Geçmişte Mart 9’u bayramının kutlanmasına rağmen şimdilerde niye bu bayram sadece Kıbrıs’ın belli bölgelerinde kutlanıyor diye merak ediyorum...
Türkiye’de de kutlanırdı ve şimdi çok yaygınlaştığını görüyoruz, bütün Türk dünyasının kutladığı bir bayramdır aslında. Fakat unutulmuştu zamanla. Hatta bir dönem Kürt bayramı sanıldı. Yok öyle bir şey. Ve olaylar çıkardı Anadolu’nun güney doğusunda falan. Kürt kardeşlerimiz yani onu kendilerinin zannederek. Halbuki bu Ergenekon bayramıdır.

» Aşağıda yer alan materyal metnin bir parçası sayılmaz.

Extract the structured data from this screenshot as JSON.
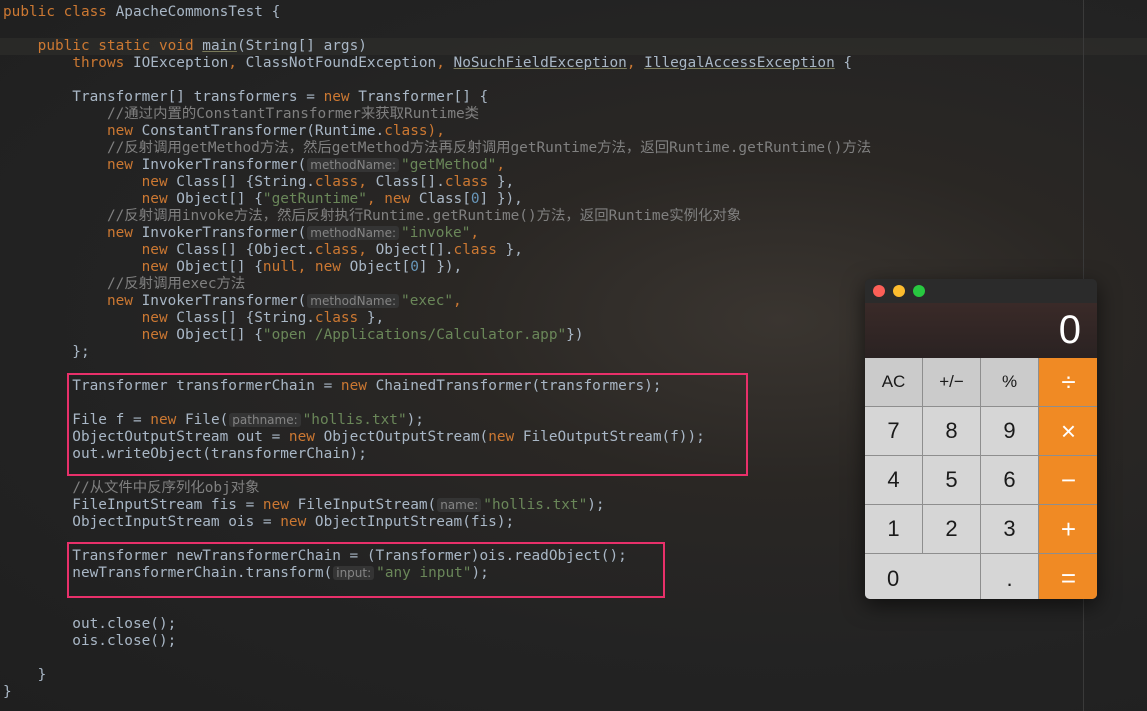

Bunun yanında İranlıların da kutladığı, Bahar bayramı olarak kutladığı bir günleri vardır. Yani işte Nevruz bayramı bizim, Kıbrıs’ta, atalarımız demek ki bunun bilincindeydiler ki Eralp bey, Nevruz bayramını kutluyorlardı. Dediğim gibi hâlâ Boğaziçi köylerinde halk “Mart 9’u” dediğimiz, yani arada bir tarih farkı var, 21 Mart’tır aslında Nevruz bugünün takvimine göre. Onu kutlarlardı. Bunun yanında en önemilisi dinî bayramlarımız.

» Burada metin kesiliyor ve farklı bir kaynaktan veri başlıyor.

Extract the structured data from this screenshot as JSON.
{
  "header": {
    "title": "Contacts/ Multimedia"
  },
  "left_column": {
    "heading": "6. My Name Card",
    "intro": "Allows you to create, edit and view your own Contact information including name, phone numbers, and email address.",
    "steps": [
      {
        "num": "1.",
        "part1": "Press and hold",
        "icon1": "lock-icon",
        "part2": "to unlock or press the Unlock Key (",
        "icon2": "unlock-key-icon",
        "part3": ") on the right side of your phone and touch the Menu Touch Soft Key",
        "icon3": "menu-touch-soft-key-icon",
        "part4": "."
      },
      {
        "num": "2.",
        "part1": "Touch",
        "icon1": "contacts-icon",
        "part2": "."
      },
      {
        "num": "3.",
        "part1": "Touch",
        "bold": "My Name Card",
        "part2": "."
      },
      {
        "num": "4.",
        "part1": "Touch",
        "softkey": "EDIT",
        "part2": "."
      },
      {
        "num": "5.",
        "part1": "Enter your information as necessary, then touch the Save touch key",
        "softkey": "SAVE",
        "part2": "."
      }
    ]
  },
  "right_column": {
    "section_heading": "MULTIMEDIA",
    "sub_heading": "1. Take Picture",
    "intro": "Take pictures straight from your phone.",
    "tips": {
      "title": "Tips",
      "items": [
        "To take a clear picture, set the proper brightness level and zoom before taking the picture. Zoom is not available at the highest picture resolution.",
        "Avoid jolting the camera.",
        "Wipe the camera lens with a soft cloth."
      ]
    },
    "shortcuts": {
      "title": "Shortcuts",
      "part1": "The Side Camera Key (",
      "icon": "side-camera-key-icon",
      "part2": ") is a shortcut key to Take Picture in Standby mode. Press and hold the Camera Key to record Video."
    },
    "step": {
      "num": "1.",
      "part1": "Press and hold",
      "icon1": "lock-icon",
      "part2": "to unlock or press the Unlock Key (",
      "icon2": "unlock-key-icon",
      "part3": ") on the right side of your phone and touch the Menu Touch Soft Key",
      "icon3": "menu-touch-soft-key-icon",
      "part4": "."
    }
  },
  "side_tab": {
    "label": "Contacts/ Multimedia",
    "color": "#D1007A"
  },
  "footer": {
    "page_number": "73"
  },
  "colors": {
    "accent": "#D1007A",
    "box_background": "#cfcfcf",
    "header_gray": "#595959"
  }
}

Nevruz bayramında kutlama nasıl yaplıyordu, bir de eminim herkesin aklında kalan; yakılan büyük ateş üzerinden insanların atlama ritüeli vardı. Bunu soruyorum hocamıza...
Yeme içme yapılırdı her zaman. Bir de kadınlar toplandıklarında işte Fincan Oyunları gibi çeşitli eğlenceler yapılmaktaydı.

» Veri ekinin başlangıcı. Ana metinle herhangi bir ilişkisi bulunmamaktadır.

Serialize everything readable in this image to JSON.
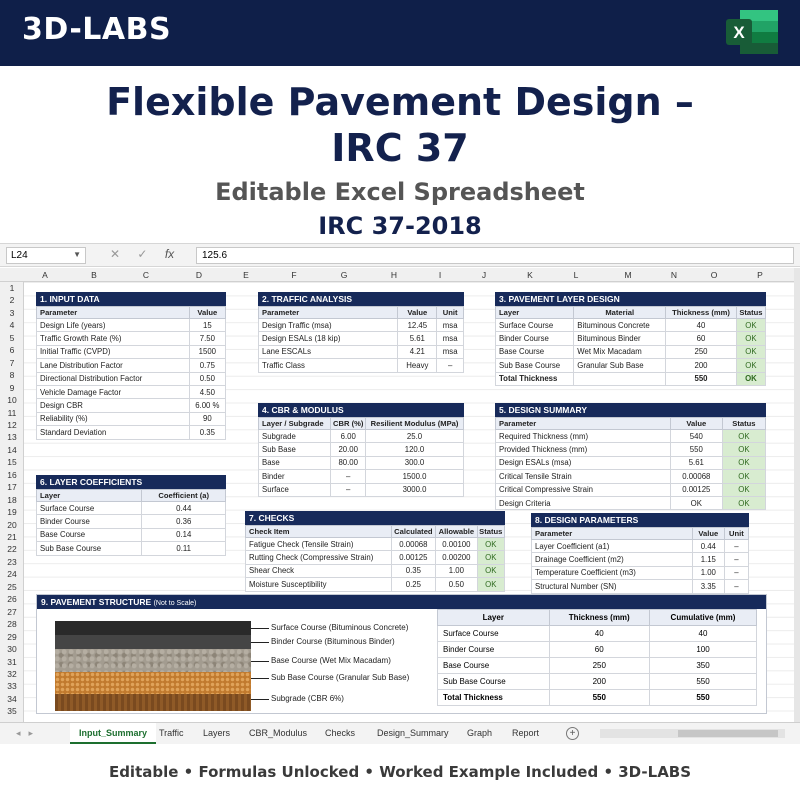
{
  "brand": "3D-LABS",
  "title_line1": "Flexible Pavement Design –",
  "title_line2": "IRC 37",
  "subtitle": "Editable Excel Spreadsheet",
  "subtitle2": "IRC 37-2018",
  "formula_bar": {
    "name_box": "L24",
    "formula_value": "125.6",
    "fx_label": "fx"
  },
  "columns": [
    "A",
    "B",
    "C",
    "D",
    "E",
    "F",
    "G",
    "H",
    "I",
    "J",
    "K",
    "L",
    "M",
    "N",
    "O",
    "P"
  ],
  "rows": [
    "1",
    "2",
    "3",
    "4",
    "5",
    "6",
    "7",
    "8",
    "9",
    "10",
    "11",
    "12",
    "13",
    "14",
    "15",
    "16",
    "17",
    "18",
    "19",
    "20",
    "21",
    "22",
    "23",
    "24",
    "25",
    "26",
    "27",
    "28",
    "29",
    "30",
    "31",
    "32",
    "33",
    "34",
    "35"
  ],
  "input_data": {
    "title": "1. INPUT DATA",
    "headers": [
      "Parameter",
      "Value"
    ],
    "rows": [
      [
        "Design Life (years)",
        "15"
      ],
      [
        "Traffic Growth Rate (%)",
        "7.50"
      ],
      [
        "Initial Traffic (CVPD)",
        "1500"
      ],
      [
        "Lane Distribution Factor",
        "0.75"
      ],
      [
        "Directional Distribution Factor",
        "0.50"
      ],
      [
        "Vehicle Damage Factor",
        "4.50"
      ],
      [
        "Design CBR",
        "6.00 %"
      ],
      [
        "Reliability (%)",
        "90"
      ],
      [
        "Standard Deviation",
        "0.35"
      ]
    ]
  },
  "traffic_analysis": {
    "title": "2. TRAFFIC ANALYSIS",
    "headers": [
      "Parameter",
      "Value",
      "Unit"
    ],
    "rows": [
      [
        "Design Traffic (msa)",
        "12.45",
        "msa"
      ],
      [
        "Design ESALs (18 kip)",
        "5.61",
        "msa"
      ],
      [
        "Lane ESCALs",
        "4.21",
        "msa"
      ],
      [
        "Traffic Class",
        "Heavy",
        "–"
      ]
    ]
  },
  "pavement_layer_design": {
    "title": "3. PAVEMENT LAYER DESIGN",
    "headers": [
      "Layer",
      "Material",
      "Thickness (mm)",
      "Status"
    ],
    "rows": [
      [
        "Surface Course",
        "Bituminous Concrete",
        "40",
        "OK"
      ],
      [
        "Binder Course",
        "Bituminous Binder",
        "60",
        "OK"
      ],
      [
        "Base Course",
        "Wet Mix Macadam",
        "250",
        "OK"
      ],
      [
        "Sub Base Course",
        "Granular Sub Base",
        "200",
        "OK"
      ]
    ],
    "total": [
      "Total Thickness",
      "",
      "550",
      "OK"
    ]
  },
  "cbr_modulus": {
    "title": "4. CBR & MODULUS",
    "headers": [
      "Layer / Subgrade",
      "CBR (%)",
      "Resilient Modulus (MPa)"
    ],
    "rows": [
      [
        "Subgrade",
        "6.00",
        "25.0"
      ],
      [
        "Sub Base",
        "20.00",
        "120.0"
      ],
      [
        "Base",
        "80.00",
        "300.0"
      ],
      [
        "Binder",
        "–",
        "1500.0"
      ],
      [
        "Surface",
        "–",
        "3000.0"
      ]
    ]
  },
  "design_summary": {
    "title": "5. DESIGN SUMMARY",
    "headers": [
      "Parameter",
      "Value",
      "Status"
    ],
    "rows": [
      [
        "Required Thickness (mm)",
        "540",
        "OK"
      ],
      [
        "Provided Thickness (mm)",
        "550",
        "OK"
      ],
      [
        "Design ESALs (msa)",
        "5.61",
        "OK"
      ],
      [
        "Critical Tensile Strain",
        "0.00068",
        "OK"
      ],
      [
        "Critical Compressive Strain",
        "0.00125",
        "OK"
      ],
      [
        "Design Criteria",
        "OK",
        "OK"
      ]
    ]
  },
  "layer_coefficients": {
    "title": "6. LAYER COEFFICIENTS",
    "headers": [
      "Layer",
      "Coefficient (a)"
    ],
    "rows": [
      [
        "Surface Course",
        "0.44"
      ],
      [
        "Binder Course",
        "0.36"
      ],
      [
        "Base Course",
        "0.14"
      ],
      [
        "Sub Base Course",
        "0.11"
      ]
    ]
  },
  "checks": {
    "title": "7. CHECKS",
    "headers": [
      "Check Item",
      "Calculated",
      "Allowable",
      "Status"
    ],
    "rows": [
      [
        "Fatigue Check (Tensile Strain)",
        "0.00068",
        "0.00100",
        "OK"
      ],
      [
        "Rutting Check (Compressive Strain)",
        "0.00125",
        "0.00200",
        "OK"
      ],
      [
        "Shear Check",
        "0.35",
        "1.00",
        "OK"
      ],
      [
        "Moisture Susceptibility",
        "0.25",
        "0.50",
        "OK"
      ]
    ]
  },
  "design_parameters": {
    "title": "8. DESIGN PARAMETERS",
    "headers": [
      "Parameter",
      "Value",
      "Unit"
    ],
    "rows": [
      [
        "Layer Coefficient (a1)",
        "0.44",
        "–"
      ],
      [
        "Drainage Coefficient (m2)",
        "1.15",
        "–"
      ],
      [
        "Temperature Coefficient (m3)",
        "1.00",
        "–"
      ],
      [
        "Structural Number (SN)",
        "3.35",
        "–"
      ]
    ]
  },
  "pavement_structure": {
    "title": "9. PAVEMENT STRUCTURE",
    "note": "(Not to Scale)",
    "labels": [
      "Surface Course (Bituminous Concrete)",
      "Binder Course (Bituminous Binder)",
      "Base Course (Wet Mix Macadam)",
      "Sub Base Course (Granular Sub Base)",
      "Subgrade (CBR 6%)"
    ],
    "table_headers": [
      "Layer",
      "Thickness (mm)",
      "Cumulative (mm)"
    ],
    "table_rows": [
      [
        "Surface Course",
        "40",
        "40"
      ],
      [
        "Binder Course",
        "60",
        "100"
      ],
      [
        "Base Course",
        "250",
        "350"
      ],
      [
        "Sub Base Course",
        "200",
        "550"
      ]
    ],
    "table_total": [
      "Total Thickness",
      "550",
      "550"
    ]
  },
  "sheet_tabs": [
    "Input_Summary",
    "Traffic",
    "Layers",
    "CBR_Modulus",
    "Checks",
    "Design_Summary",
    "Graph",
    "Report"
  ],
  "active_tab": "Input_Summary",
  "footer": "Editable  •  Formulas  Unlocked  •  Worked Example Included  •  3D-LABS",
  "colors": {
    "header_navy": "#0f1f49",
    "section_header": "#172a5a",
    "ok_fill": "#d8ecd0",
    "excel_green": "#1d6f2f"
  }
}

Ateş üzerinden atlama ritüeli tabii var çünkü Ergenekon’da zaten dağı eriterek çıktıkları için o demir olan bölümünü dağın, o gelenek hâlâ devam eder. Meselâ ben son Antalya’da büyük kurultaya katılmıştım, Türk Devlet ve Topluluklarının. Orada yine sembolik olarak yapılan bir ritüel vardı. Hatta gelen devlet başkanları, başbakanlar filan, onlar da demir döverek töreni açıyorlardı. Yani eski bir Türk geleneğidir. Efsaneye göre Türkler Ergenekon’dan çıkış için yol arıyorlardı. Sarp dağlarla çevriliydi etrafları. Ve dağın bir yerinin demir içerdiğini tesbit ettiler. Zaten kılınç, mızrak falan yaptıkları için biliyorlardı demir işlemesini Türkler. Orada dağdaki madeni eriterek çıktıklarını biliyoruz efsanelerden ve sairlerden. İşte onun kutlandığı bir gündür aslında Nevruz. Yani Türkün de bayramıdır.
Dinî bayramlarımız da İslâmiyetle kabul ettiğimiz ve bütün müslüman alemince paylaştığımız Ramazan bayramı ile Kıbrıs Türkçesiyle “Hacılar bayramı” da denir, ve Kurban bayramıdır. “Hacılar”, neden “Hacılar bayramı” diyor Kıbrıslılar buna, çünkü Hacce gidilirdi. Yine de gidiliyor. Bu bakımdan Kurban bayramı ve dediğimiz gibi Ramazan bayramı en önemlisi. En çok tantanayla kutlanan bayramlardı eskiden.
Kıbrıs’tan Hacı olmak için bun yolculuğa katılan çok insanımız var mıydı o dönemlerde diye soruyorum...
Vardı tabii, eskiden daha da yaygındı ama bugün de var. Türkiye’ye gidiyorlar öncesinde ve ardından oradan uçakla bu yolculuklarına devam ediyorlar. Hatta bu son günerde Umre’ye giden Kıbrıslılar da vardır. Umre dediğimiz yani bayramın dışında, Kurban bayramının dışında olan bir şeydir bu. Umre ziyaretleri yine Mekke-Medine falan gezilir. Hatta yarı hacı sayılırmış efendiler, din adamlarına göre (gülüyor).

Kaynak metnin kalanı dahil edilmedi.